Research Interest (II): Interior Problem

I have made fundamental breakthrough to solving the so-called interior tomographic reconstruction problem. This problem has been known notoriously difficult and mathematicians have worked for years to find its solution. While theoretical solution exits given a prior knowledge about the region of interest, the practical solution to this problem appears underdeveloped. I developed a new deep learning-based framework that leverages both mathematical theory and deep learning models.

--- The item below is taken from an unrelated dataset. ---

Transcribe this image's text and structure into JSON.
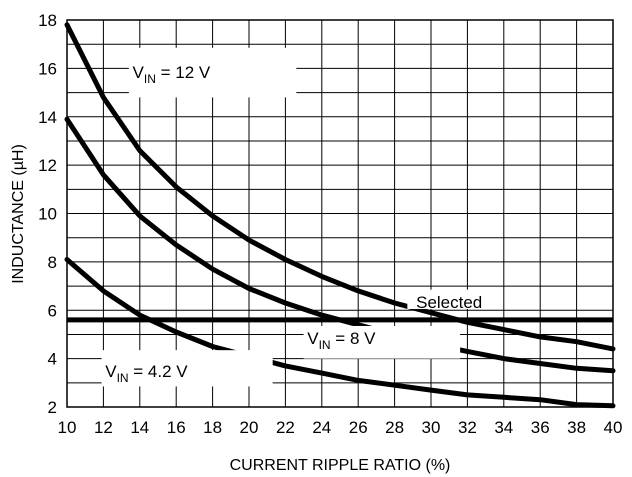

Impact on diagnostic imaging

When the truncation of CT data is severe, blooming artifacts appear at the periphery of the image and contaminate the whole ROI image. To address this problem, I mathematically proved that the acquired truncated projection data can be back-projected using a weighted backprojection scheme to transform the projection data into a beautiful feature space with a remarkable property: This feature space is a blurred version of the target with a shift-invariant blurring kernel. This remarkable feature immediately enables one to design a deep learning-based de-blurring algorithm to reconstruct the image from the feature space. Due to the intrinsic shift-invariance in feature space, one trained deep-learning architecture can reconstruct all the interior tomographic data regardless location and size of the target volume.

Impact on radiation therapy

To put this problem in the image-guided radiation therapy and image-guided intervention context, the treatment beam is collimated to be maximally conformal with the clinical target volume. A portal imager can also collect the x-ray projection information after the treatment beam goes through the target. However, due to the truncation of data the beam does not cover the anatomy beyond the collimated treatment target, one cannot accurately use the acquired information to reconstruct the tumor volume from the portal imager data due to the severely ill-posedness of the reconstruction problem. It has potential further clinical applications of this breakthrough discovery in dose verifications using portal imager data.

Reference

[1] Zhang, Chengzhu, and Guang‐Hong Chen. “Deep‐Interior: A new pathway to interior tomographic image reconstruction via a weighted backprojection and deep learning.” Medical physics 51.2 (2024): 946-963.